What We Talk About When We Talk About Subtext
At first, panelists tried to define subtext by describing it as the thing we stumble upon when we trust that our subconscious is a better writer than our conscious mind. One panelist said that “Dialogue is the way in which we say ‘no’ to each other, so if you get to the ‘no’ then your subtext is working.” Subtext is what goes on in spite of the story and yet it often collides at the end of the story by bursting into something even bigger, where images and nouns that we have been building and repeating all along finally lend themselves to something larger and in your (character’s) face. So, how is subtext part of composing a draft? Panelists shared that we need to trust our words and images even if they’re flat at first because they come with a sort of kinesthetic feel and eventually we can move them toward a deeper (and perhaps subconsciously intended) meaning. “Trust your sloppiness,” said one panelist, and then later you can go back and look at those details that seem to hook and see what you can make of them. Another panelist offered: “Deeper meaning cannot be taught; it has to start with the writer actually caring about the characters” and then we can get our heart and our emotional significance and subtext from there; and still another said: “The subconscious is a two-year-old. It will pick up a piece of dirty tinfoil and say ‘Pretty!’ So you have to work with it and find what the right action is to reveal the layer of meaning you want for your particular novel or character.”

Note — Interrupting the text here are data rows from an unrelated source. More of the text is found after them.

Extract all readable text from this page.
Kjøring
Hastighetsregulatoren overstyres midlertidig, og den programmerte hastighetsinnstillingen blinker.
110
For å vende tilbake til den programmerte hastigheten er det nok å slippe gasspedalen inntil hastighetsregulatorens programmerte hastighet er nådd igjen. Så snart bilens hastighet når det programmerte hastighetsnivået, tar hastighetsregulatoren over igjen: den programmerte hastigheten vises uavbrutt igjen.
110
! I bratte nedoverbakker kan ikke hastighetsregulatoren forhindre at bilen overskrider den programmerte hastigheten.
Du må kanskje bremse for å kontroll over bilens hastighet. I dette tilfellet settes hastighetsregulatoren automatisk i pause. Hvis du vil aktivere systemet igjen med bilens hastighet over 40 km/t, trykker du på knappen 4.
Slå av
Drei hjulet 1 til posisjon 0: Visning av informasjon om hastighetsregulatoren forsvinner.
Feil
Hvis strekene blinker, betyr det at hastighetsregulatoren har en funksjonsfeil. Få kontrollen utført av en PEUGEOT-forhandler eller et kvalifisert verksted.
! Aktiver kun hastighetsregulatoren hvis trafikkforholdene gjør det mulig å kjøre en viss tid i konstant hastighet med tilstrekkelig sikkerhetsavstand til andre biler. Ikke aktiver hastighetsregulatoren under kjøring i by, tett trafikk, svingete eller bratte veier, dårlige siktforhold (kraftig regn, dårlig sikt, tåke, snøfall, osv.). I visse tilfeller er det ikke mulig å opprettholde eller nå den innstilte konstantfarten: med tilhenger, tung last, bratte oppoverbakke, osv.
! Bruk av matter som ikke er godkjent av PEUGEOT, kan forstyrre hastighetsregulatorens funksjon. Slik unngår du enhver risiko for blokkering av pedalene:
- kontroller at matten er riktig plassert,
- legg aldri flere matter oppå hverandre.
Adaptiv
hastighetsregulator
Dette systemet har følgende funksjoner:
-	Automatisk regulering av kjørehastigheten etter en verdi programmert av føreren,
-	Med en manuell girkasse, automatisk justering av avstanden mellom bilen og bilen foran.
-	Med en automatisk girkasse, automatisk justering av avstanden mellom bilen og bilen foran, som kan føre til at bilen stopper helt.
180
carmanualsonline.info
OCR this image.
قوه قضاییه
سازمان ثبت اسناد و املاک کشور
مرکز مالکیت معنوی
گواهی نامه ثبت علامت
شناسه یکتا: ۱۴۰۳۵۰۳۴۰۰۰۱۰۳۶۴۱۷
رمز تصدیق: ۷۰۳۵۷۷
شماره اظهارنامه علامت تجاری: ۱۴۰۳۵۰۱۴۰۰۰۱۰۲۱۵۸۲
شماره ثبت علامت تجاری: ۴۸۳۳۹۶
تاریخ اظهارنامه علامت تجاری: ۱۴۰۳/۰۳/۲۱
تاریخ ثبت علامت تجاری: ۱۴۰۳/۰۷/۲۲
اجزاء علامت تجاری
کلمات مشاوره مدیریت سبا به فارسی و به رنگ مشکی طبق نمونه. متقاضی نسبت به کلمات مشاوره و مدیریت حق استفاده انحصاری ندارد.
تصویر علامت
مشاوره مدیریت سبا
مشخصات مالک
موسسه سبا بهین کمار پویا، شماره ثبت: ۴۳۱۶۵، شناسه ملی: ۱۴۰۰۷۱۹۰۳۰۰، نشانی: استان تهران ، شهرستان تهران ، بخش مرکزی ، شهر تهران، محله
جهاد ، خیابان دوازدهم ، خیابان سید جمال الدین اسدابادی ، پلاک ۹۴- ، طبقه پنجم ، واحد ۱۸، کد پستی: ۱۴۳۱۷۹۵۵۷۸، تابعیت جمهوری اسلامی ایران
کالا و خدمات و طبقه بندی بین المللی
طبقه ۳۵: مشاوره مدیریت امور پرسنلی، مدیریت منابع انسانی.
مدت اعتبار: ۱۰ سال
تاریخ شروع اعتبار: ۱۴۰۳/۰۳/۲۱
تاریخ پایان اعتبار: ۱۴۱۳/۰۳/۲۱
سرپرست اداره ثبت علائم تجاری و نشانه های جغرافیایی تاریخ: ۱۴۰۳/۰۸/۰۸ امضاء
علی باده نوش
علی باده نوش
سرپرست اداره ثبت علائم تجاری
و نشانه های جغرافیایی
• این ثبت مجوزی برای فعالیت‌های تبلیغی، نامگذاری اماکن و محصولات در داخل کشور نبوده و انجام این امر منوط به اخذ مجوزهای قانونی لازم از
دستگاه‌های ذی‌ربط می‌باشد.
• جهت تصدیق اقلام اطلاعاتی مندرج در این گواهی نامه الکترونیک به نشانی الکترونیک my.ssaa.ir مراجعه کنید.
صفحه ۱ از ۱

How do we do all this? Try writing about characters that thwart your own (the writer’s) intentions and plans for them. Be open to letting your intentions and meanings change from draft to draft. Subtext can therefore be a happy accident that happens when you trust your characters and let go of your authoritarian grip on the plot. If you are a voice-, title-, or image-driven writer (that’s me!), you still need to find the point at which you let your characters take control and respect their privacy and opacity; be patient and know that they will reveal themselves eventually, in tune with the plot and narrative arc. Finally, try looking at your own patterns of imagery and ask yourself where they overlap and how that informs plot. Draw a Venn diagram of this and you’ll likely be amazed at what your images are telling you.